Well, I leave this entry as a loosely discussed bibliography of the real problems of the landscape ideology. As I said there are possibly good reasons to expect a good "vacuum selection method" as M. Douglas calls it and so one wouldn't care too much about it. Possible the LHC could give a cloud of it. It is good to know that beams are beginning to circulate in it again, at least partially, and thatvry soon-if everything goes ok-it will be giving data.

## Saturday, October 17, 2009

### Universe or multiverse?

Universe or multiverse?

Recently there has been some peak of comments on the blogosphere about the multiverse, partially because of a new article by Linde and Vanchury titled How many universe are in the multiverse?.

But the battle against the multiverse, and it's buddy's, the anthropic principle and the string landscape are not new at all. Peter Woit is a championship of that cause. I have always considered P.W. as innocuous, and a source of information about string theory, even if he doesn't like it. Being he a mathematician, or at most a mathematical physicist it is not a lack of respect to his position in an university to not take seriously their objections to a branch of physics that he mostly doesn't understand.

But recently I am beginning to think that in fact he can be causing some damage. The problem I see is that he is so intended to criticise string theory that he only search the part that is good for his purposes without worrying of understanding the whole picture. Worse still, he can make believe that his biased view is the whole view. And that's very bad because it gives a very wrong perspective of what is being done in string theory, and in cosmology and high energy physics in general.

In particular what he says about multiverse, string landscape and similar topics is totally misleading. I am not saying that these are not conflictive areas. Only that what Woit says about them is not representative. To begin with one may realize that the existence of multiverses is, in some cases, inflation, mostly a consequence of already proved physicist with the only assumption of some special issues on he potential of the inflaton. Also, if one trust string theory, the multiverses would rise as a consequence of a saltatory cosmological constant. In fact that two scenarios are similar in spirit, although very different in the details.

If a reader of this blog would want to get a much better idea I would recommend him the reading of the book presented at the beginning of this entry.

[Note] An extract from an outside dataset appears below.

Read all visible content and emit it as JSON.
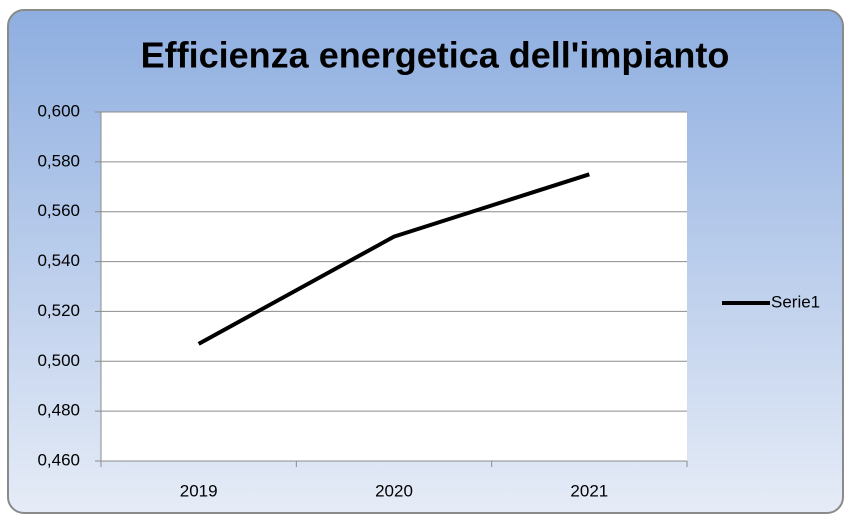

IT is edited by Bernard Card, who also makes a presentation chapter and thematic one, "the anthropic principle revisited". The firs chapter gives an overview of the rest of the book and explains the many meanings of the term "multiverse" that are treated.

The book itself is bases in a series of conferences partially supported by the templeton foundation. The list of participants includes a list of very prominent physicist such as S. Weinberg, S. Hawkings, L. Susskind,A. Linde, P. Davies, R. Kallosh and a long etc. The list of topics is also very broad, covering many of the variants of the multiverse idea and why it raises in nowadays physics research.

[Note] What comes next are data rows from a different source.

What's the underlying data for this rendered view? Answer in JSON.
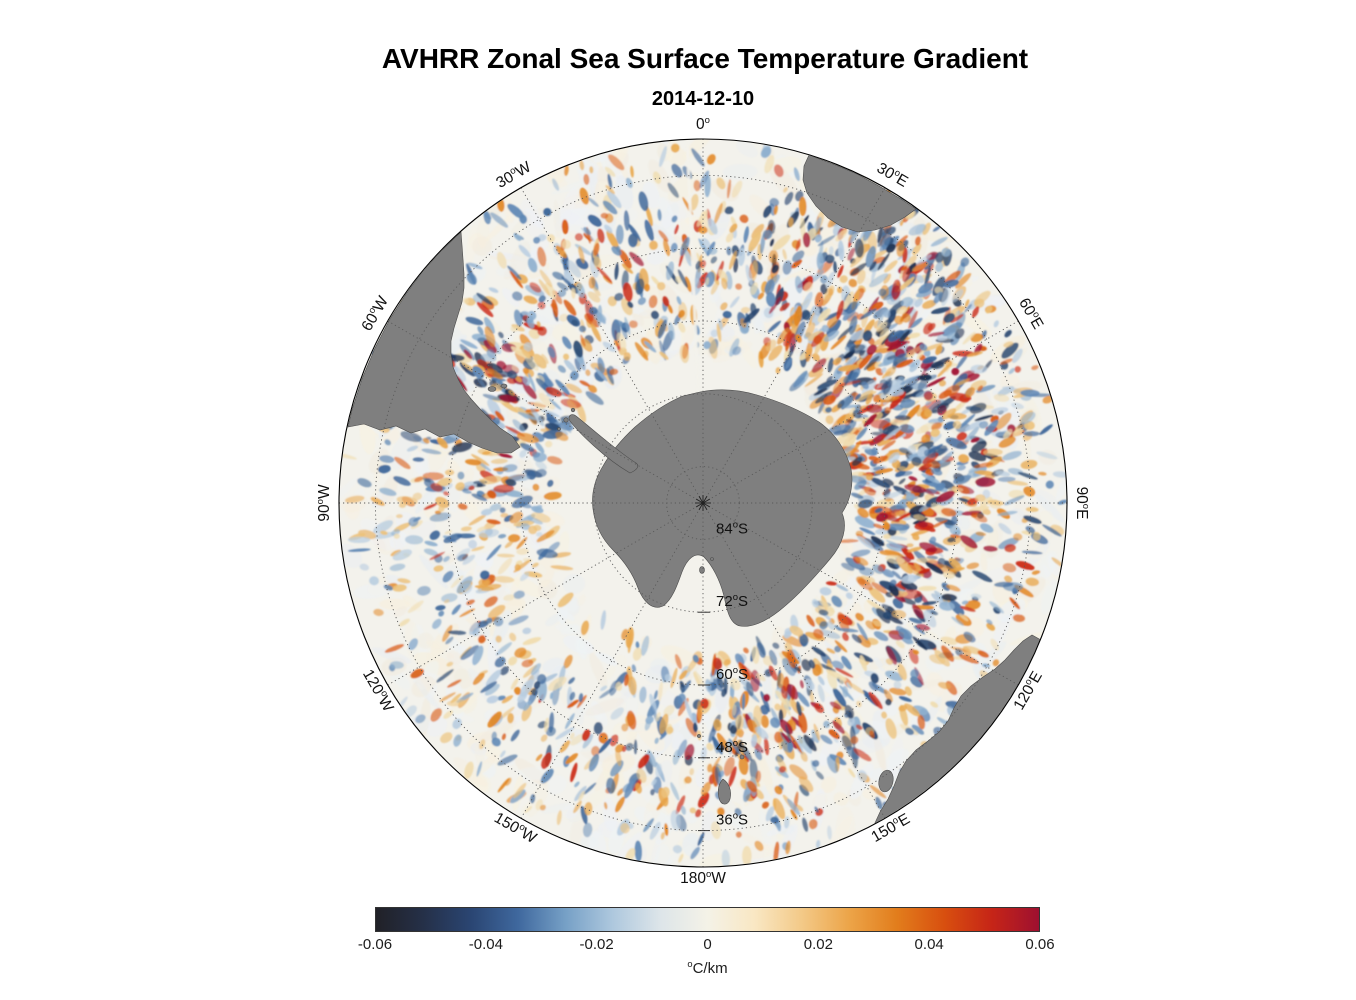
{
  "title": "AVHRR Zonal Sea Surface Temperature Gradient",
  "subtitle": "2014-12-10",
  "chart_data": {
    "type": "heatmap",
    "title": "AVHRR Zonal Sea Surface Temperature Gradient",
    "subtitle": "2014-12-10",
    "date": "2014-12-10",
    "variable": "Zonal sea surface temperature gradient",
    "units": "°C/km",
    "region": "Southern Ocean, south polar stereographic view centered on Antarctica",
    "value_range": [
      -0.06,
      0.06
    ],
    "colorbar": {
      "orientation": "horizontal",
      "position": "bottom",
      "min": -0.06,
      "max": 0.06,
      "ticks": [
        "-0.06",
        "-0.04",
        "-0.02",
        "0",
        "0.02",
        "0.04",
        "0.06"
      ],
      "tick_values": [
        -0.06,
        -0.04,
        -0.02,
        0,
        0.02,
        0.04,
        0.06
      ],
      "label": "°C/km",
      "gradient": [
        "#212127",
        "#253048",
        "#2a4572",
        "#3f689e",
        "#76a0c6",
        "#aec8de",
        "#dde5e9",
        "#f4f2e7",
        "#f9e7c3",
        "#f3c987",
        "#eca448",
        "#e27d1c",
        "#d84f0f",
        "#c62517",
        "#9e1030"
      ]
    },
    "graticule": {
      "style": "dotted",
      "edge_latitude": -30,
      "latitude_rings": [
        {
          "label": "84°S",
          "lat": -84
        },
        {
          "label": "72°S",
          "lat": -72
        },
        {
          "label": "60°S",
          "lat": -60
        },
        {
          "label": "48°S",
          "lat": -48
        },
        {
          "label": "36°S",
          "lat": -36
        }
      ],
      "longitude_spokes": [
        {
          "label": "0°",
          "azimuth": 0
        },
        {
          "label": "30°E",
          "azimuth": 30
        },
        {
          "label": "60°E",
          "azimuth": 60
        },
        {
          "label": "90°E",
          "azimuth": 90
        },
        {
          "label": "120°E",
          "azimuth": 120
        },
        {
          "label": "150°E",
          "azimuth": 150
        },
        {
          "label": "180°W",
          "azimuth": 180
        },
        {
          "label": "150°W",
          "azimuth": 210
        },
        {
          "label": "120°W",
          "azimuth": 240
        },
        {
          "label": "90°W",
          "azimuth": 270
        },
        {
          "label": "60°W",
          "azimuth": 300
        },
        {
          "label": "30°W",
          "azimuth": 330
        }
      ]
    },
    "land_color": "#7f7f7f",
    "ocean_color": "#f3f2ec"
  }
}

I only have read a few (six) part of the articles and I am alternating them with other articles about inflation in string theory, supersymmetry breaking and general literature about the cosmological constant. My idea is that probably there are better alternatives for the apparent existence of an accelerated universe (and in general, possibly, for some fine tunning problems) but that it would be stupid not to read (at least a part of) what appears in that book if ones is concerned about it.